“Go to Miss Gladstone! A mad dog! a mad dog!”
It was all that she could say, for she immediately after sank down helpless in a violent fit of hysterics, while the women, with white faces, huddled together in fear and trembling, and the men, with horrified eyes and quaking hearts, ran hither and thither in search of Star.
Then there had come that quick, sharp report, directing them to the spot, and telling them that all danger to them was past. But the terrible question arose:
“Was Miss Gladstone safe?”
Ralph Meredith, his feet winged with love and fear, was, as we have seen, first upon the scene of the tragedy, and caught her frantically to his heart just as she was falling to the ground.

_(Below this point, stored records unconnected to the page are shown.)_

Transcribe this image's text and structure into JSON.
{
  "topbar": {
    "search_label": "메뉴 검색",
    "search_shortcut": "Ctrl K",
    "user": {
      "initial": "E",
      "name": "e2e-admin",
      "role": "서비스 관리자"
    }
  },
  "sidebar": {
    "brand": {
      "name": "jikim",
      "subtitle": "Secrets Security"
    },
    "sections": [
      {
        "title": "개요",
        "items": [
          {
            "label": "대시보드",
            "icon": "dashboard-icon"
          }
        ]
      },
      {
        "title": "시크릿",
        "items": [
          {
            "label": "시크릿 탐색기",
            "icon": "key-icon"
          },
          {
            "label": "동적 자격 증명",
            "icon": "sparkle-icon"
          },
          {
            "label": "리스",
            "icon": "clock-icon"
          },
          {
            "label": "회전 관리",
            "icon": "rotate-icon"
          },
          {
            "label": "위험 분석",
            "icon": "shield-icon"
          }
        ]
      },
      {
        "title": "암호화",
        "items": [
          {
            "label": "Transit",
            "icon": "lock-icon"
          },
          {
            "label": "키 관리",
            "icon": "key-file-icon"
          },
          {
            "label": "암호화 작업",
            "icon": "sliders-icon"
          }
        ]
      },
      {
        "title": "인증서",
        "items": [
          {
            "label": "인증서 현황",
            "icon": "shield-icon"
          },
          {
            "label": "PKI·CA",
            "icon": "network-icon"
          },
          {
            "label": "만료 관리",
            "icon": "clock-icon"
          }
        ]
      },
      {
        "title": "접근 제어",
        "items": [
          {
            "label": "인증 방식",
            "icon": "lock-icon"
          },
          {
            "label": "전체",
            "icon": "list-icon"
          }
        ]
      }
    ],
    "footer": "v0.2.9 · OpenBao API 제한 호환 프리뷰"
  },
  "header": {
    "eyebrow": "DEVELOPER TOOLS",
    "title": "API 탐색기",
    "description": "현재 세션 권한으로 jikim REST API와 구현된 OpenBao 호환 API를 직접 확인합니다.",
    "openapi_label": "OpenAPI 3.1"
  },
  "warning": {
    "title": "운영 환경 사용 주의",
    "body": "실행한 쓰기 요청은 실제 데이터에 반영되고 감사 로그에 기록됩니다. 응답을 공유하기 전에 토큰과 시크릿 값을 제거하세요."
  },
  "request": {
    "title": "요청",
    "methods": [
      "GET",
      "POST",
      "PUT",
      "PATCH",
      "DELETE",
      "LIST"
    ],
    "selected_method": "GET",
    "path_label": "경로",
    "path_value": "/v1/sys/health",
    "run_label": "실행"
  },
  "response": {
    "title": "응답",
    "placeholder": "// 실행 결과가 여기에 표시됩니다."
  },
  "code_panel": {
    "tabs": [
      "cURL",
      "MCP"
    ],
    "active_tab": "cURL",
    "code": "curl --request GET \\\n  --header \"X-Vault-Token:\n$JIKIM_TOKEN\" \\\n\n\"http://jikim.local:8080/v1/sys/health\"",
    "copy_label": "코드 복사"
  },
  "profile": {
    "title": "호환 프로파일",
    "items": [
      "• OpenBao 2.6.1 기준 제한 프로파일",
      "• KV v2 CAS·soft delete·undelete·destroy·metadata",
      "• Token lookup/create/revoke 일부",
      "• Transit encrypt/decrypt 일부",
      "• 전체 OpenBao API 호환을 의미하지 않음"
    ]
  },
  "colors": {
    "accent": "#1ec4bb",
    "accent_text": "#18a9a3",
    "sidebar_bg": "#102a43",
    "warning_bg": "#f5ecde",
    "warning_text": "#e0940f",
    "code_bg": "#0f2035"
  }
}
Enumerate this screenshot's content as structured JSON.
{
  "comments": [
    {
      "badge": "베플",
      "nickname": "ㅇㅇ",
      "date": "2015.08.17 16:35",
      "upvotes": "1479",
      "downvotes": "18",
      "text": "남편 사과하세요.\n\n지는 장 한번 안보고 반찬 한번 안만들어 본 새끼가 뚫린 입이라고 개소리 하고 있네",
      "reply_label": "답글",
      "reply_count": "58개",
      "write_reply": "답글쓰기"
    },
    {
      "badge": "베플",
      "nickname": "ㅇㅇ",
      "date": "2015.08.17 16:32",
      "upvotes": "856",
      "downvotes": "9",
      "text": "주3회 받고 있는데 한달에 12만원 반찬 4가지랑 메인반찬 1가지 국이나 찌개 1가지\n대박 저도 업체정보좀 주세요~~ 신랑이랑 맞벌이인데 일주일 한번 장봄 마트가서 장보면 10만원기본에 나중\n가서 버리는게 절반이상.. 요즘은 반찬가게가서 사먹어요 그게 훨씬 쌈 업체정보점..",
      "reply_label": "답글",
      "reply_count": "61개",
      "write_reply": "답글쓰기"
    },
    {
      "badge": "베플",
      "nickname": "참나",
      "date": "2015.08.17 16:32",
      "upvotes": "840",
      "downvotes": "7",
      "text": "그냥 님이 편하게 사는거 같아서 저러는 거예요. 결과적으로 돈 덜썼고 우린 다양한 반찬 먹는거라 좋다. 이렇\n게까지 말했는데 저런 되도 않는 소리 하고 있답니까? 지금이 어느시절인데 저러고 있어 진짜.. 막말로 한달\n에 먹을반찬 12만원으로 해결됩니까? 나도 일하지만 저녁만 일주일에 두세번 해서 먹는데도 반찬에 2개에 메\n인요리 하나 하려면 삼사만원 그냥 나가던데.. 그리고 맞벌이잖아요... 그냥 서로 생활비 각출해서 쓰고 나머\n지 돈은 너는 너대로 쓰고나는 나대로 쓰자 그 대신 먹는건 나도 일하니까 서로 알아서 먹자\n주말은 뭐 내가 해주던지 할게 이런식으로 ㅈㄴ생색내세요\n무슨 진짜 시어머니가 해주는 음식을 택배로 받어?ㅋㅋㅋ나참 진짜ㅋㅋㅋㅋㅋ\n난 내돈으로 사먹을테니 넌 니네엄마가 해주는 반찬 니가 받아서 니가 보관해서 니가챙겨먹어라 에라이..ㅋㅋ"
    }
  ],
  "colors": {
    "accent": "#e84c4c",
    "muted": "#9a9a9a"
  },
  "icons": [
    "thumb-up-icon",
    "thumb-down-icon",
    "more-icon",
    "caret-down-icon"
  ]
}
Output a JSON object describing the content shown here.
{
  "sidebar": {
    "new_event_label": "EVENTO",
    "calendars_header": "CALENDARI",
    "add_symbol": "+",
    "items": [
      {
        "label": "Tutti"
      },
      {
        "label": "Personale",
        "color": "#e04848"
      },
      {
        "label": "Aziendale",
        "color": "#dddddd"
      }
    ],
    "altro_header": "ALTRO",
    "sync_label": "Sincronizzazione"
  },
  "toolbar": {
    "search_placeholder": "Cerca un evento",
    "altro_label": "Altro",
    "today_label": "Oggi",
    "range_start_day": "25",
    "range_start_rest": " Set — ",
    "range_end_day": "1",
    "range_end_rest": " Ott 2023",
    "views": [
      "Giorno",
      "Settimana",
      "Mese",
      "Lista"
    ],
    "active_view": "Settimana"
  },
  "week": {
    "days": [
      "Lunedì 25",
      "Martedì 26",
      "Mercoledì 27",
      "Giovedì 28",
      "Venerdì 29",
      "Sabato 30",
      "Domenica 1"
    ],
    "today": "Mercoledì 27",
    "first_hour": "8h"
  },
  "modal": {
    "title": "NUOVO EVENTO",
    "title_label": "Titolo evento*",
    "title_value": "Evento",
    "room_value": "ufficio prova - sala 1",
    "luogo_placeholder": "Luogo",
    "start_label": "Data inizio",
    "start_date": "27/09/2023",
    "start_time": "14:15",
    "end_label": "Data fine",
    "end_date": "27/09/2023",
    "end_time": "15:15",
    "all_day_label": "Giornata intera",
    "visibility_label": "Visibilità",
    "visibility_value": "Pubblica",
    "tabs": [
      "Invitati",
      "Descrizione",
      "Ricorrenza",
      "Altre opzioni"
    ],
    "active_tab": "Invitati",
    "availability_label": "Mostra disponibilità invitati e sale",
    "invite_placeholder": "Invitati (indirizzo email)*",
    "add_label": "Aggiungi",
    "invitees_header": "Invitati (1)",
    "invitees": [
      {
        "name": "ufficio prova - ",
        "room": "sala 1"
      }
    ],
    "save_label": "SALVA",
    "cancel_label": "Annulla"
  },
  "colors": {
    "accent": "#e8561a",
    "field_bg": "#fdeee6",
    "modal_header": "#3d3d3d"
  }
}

“Is she bitten?” he cried, in a voice of agony, and with ashen lips, to the stranger, who stood, gun in hand, over the dead dog.
“No; she has not even a scratch; she has merely fainted from fright,” he answered; and throwing down his gun, he took a long pocket-flask filled with brandy from his hunting-pouch, and approached the unconscious girl.
He knelt upon the ground beside her and poured a few drops between her lips, though his hands trembled violently from the terrible excitement and anxiety under which he had been laboring.
“Go for some water,” he said to his son, who, having heard the report of his father’s fowling-piece, now appeared upon the scene.
He darted away like a fawn, and was back in less than three minutes with a pitcherful, which he had seized from the camp, while a frightened crowd followed at his heels.